They claimed they couldn't read "that stuff." That they literally could not understand it.

I looked at the page. I looked at them. "You're messing, right?" I asked, with some doubt. Because, you know, it said "ain't." It had an occasional double negative, and it dropped a g here and there. (Most of them, may I add? speak the same way) It said dat instead of that. Nothing anyone with any sense would have any trouble figuring out.

"I don't read ebonics," one kid said.

"Oh," I said, grasping the problem.

BLACK English, don't you see. I get it now.


A White Bear said...

I was just writing about the same thing over at my place, the complete inability of undergrads to understand anything in English that uses sentence structures that differ in any way from, like, Steinbeck's. They're completely stymied from the outset. Too hard! Too easy! Too black! Too female! Too old! Too new! Too metaphorical! Too literal! Sometimes I feel like asking them if the only prose they understand is their own, which, ironically, is the only prose I can't understand. (Did that sound bitter?)

Vance Maverick said...

I'm pretty sure I get your implication at the end there, and I guess I have to agree. The Ford story (here is the URL that works for me) is great, well polished (one imagines) by years of retelling, entertaining and powerful at once. The language, while not the same as the "Black English" I hear around me now, is as you say only a bit off Standard English, and it reminds me (or perhaps it's the system of transcription that reminds me) of black speech in 19th-century lit, e.g., Uncle Remus.
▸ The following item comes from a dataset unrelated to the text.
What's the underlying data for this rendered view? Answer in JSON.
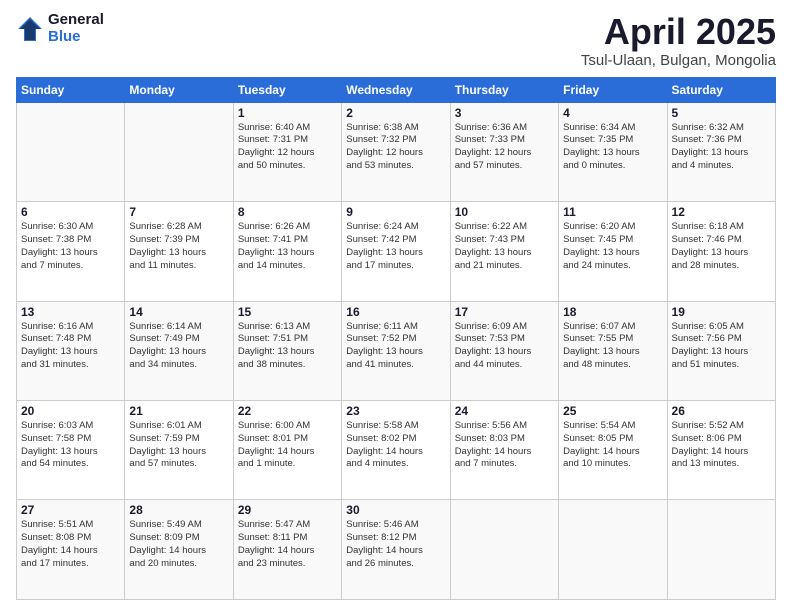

To refuse to understand it can only be, well, political.

zelda1 said...

Okay, I watched the slave narratives read by famous AFrican American actors and they spoke the slave dialect and really it is very similar to the way many folks around here speak. You did remind them of that and the reason why they speak like that? Oh and the ex slaves who said they were treated good by their massas, well, sociologists have theories: one they might have been sharecroppers on the very land of the very massa or his chilluns and to speak badly of him could and probably did cause problems for them, and second, some of these folks were not over and could never get over being treated like livestock and so they often spoke highly of their massas the same reason an abused child will not betray their parent who is abusing them. And thirdly, my opinion, they didn't trust the folks taking the information, why should they? And they lied, they lied to keep their hide or to not have anyone come back and terrorize their households. It is a sad thing that your students refuse to read a dialect that they are familiar with and I think, if I were one of the other students, I would have said, get over it, you like rap, you like rock and roll, and if you can dig that, well hell, you can read this, it's not, after all like you said, Latin. Geeze.